The results are in: How five types of diversity performed in Australia’s top 300 boardrooms
The findings of the latest Board Diversity Index are in, providing a snapshot of Australia’s top 300 boardrooms in 2022.
And while some types of diversity continue to improve (more women are moving into director roles - 667 in 2022 compared to 633 last year), others are stagnating (90% of directors continue to be from an Anglo-Celtic background, despite Australia’s growing multiculturalism).
Released today by Governance Institute of Australia and Watermark Search International, the 2022 Board Diversity Index is a comprehensive investigation of the ASX 300 examining five types of diversity: gender, cultural background, skills/experience, age, and tenure & independence.
The eighth in the series, and the only report in Australia to examine five types of diversity, this year’s Index found:
While more women are moving into director roles, just 19% of female directors hold 48% of female-occupied seats, reversing the gains of last year when 29% of women directors held about 51% of female-occupied board seats
Cultural diversity is stagnating: 90% of directors are from Anglo-Celtic backgrounds (same as last year)
Directors are getting older: The number of those over 70 years has increased from 16% to 22%
There is a higher proportion of women directors with additional qualifications: PhDs, governance qualifications and master's degrees in particular
Tenure is changing: This year for the first time there are female directors with 15+ years tenure.
Governance Institute of Australia Chair Pauline Vamos said the mixed findings from this year’s Board Diversity Index send a clear message to those in the upper echelons of power – in both the boardroom and government – that diversity needs to stay firmly on the agenda or it is at risk of stalling.
‘Diversity is not just a “nice to have” or a simple box ticking exercise,’ Ms Vamos said.
‘Creating a fair and even playing field – across all types of diversity – is an ongoing challenge that needs to be proactively managed from the top down, whether at government or boardroom level.
‘We hope the incoming federal government takes heed of the findings from this latest Index and puts diversity action firmly on their agenda.’
More women on boards is one of the key improvements that continue to be made on gender diversity, Watermark Search International Managing Partner David Evans said.
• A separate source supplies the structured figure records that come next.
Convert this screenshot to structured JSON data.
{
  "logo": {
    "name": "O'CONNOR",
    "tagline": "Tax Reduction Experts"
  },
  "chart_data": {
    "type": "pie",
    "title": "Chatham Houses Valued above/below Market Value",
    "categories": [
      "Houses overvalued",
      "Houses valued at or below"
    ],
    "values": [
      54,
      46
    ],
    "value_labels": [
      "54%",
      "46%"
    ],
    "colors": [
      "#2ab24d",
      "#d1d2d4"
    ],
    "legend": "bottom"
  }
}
However, the Board Diversity Index highlights cultural diversity as an area in need of some serious attention.
‘Our projections show there are likely to be an equal number of men and women on ASX boards by 2030,’ Mr Evans said. ‘Also, the total number of board seats occupied by women has increased by nearly 70% since 2016. And boards with zero or one woman have fallen to 69 this year, compared to 82 last year.
‘This is all great news. However, cultural diversity in the boardroom is currently stagnating with our boards continuing to be dominated by those of Anglo-Celtic and European ethnicity. Given Australia is increasingly multicultural, this is an indicator that our boardrooms are becoming less representative of our communities.’
Mr Evans said boards need to lead change on cultural diversity from the top down.